Título: DERROTA DA INCLUSÃO SOCIAL
Autor: CRISTOVAM BUARQUE
Fonte: O Globo, 25/11/2006, Opinião, p. 7

Em 1998, um eleitor disse a um candidato que pleiteava a reeleição que ele tinha sido o melhor governador de seu estado, mas que não ganharia seu voto. Porque, embora considerasse seu governo ótimo, ele, pessoalmente, não tinha recebido qualquer benefício. Água, esgoto, escola, segurança tinham melhorado a vida de todos, mas não a dele próprio.

Isso explica a reeleição do presidente Lula em 2006. Ela foi uma vitória dos pobres que se identificam com ele e recebem a ajuda da Bolsa Família. Não foi uma vitória da expectativa brasileira pelo fim da pobreza. Na verdade, a opção do eleitorado indicou a vitória da persistência da pobreza, a derrota da marcha brasileira pela inclusão social, lenta marcha iniciada em 1888, com a abolição da escravidão. Vitória da pobreza porque ela se fortaleceu, ganhou mais resistência para continuar sendo a vergonha da nossa realidade social.

A população pobre venceu porque votou corretamente, segundo seus interesses, o imediatismo da renda mensal, por menor que seja. Mas a inclusão perdeu, porque essa renda é insuficiente e amarra o pobre à pobreza, mantendo-o vivo sem permitir que ele suba na vida.

Lula venceu porque o eleitor escolhe o candidato que lhe oferece um benefício: imediato, individual e provisório. A Bolsa Família é imediata e individual. Além disso, faz o beneficiário se lembrar do presidente todo fim de mês, e temer que ela seja extinta caso vença um opositor. O eleitor a considera um benefício diretamente ligado ao presidente; uma ajuda, não um direito.

A bandeira da revolução na educação, por exemplo, que aboliria a pobreza, e serviria ao povo e à Nação, não pareceu uma vitória dos pobres nem sensibilizou o eleitor. Porque seu efeito é distante, e não imediato; seu benefício é generalizado, e não individual; e, acima de tudo, não há como identificar o grande benfeitor.

A proposta de colocar água e esgoto em todas as casas também é distante no tempo, também não é um benefício individual, parece uma simples obrigação governamental. Além disso, seis meses depois, ninguém se lembra do prefeito, do governador ou do presidente que inaugurou a obra.
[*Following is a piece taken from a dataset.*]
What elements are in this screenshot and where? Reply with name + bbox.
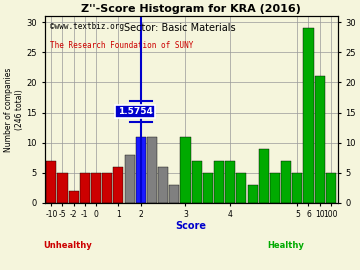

O eleitor pobre acerta do ponto de vista da sua lógica individual, mas o povo perde no que diz respeito ao projeto de nação. Essa vitória do eleitor contra o povo mostra a dificuldade política de se implantar um projeto nacional que vise à eliminação da pobreza. Porque esse projeto não seria atraente para os eleitores.

O eleitor vota em quem melhora a sua vida, não em que melhora o seu país, mesmo que a segunda opção resolva seu problema definitivamente, coletivamente.

Se tivesse erradicado o analfabetismo, iniciado uma revolução na educação de base, colocado água e esgoto em todas as casas, erradicado a pobreza, Lula ficaria na história, mas talvez não se reelegesse. Essa é a contradição entre política e estadismo, entre os interesses do eleitor e do povo, entre o interesse individual e coletivo, o curto e o longo prazo, generosidade e revolução. Lula é generoso e solidário com a população pobre, e mereceu a votação que recebeu. Mas é um presidente conservador, não tem vigor transformador. Sua generosidade é de direita. Garantir o atendimento imediato aos pobres com um olhar de candidato, e não de estadista, amarra-os à pobreza, e o Brasil à desigualdade.

O Brasil precisa de um governo que seja não apenas generoso e solidário com os pobres, mas também progressista. Que realmente inicie uma revolução para eliminar a pobreza e promover a inclusão.

CRISTOVAM BUARQUE é senador (PDT-DF).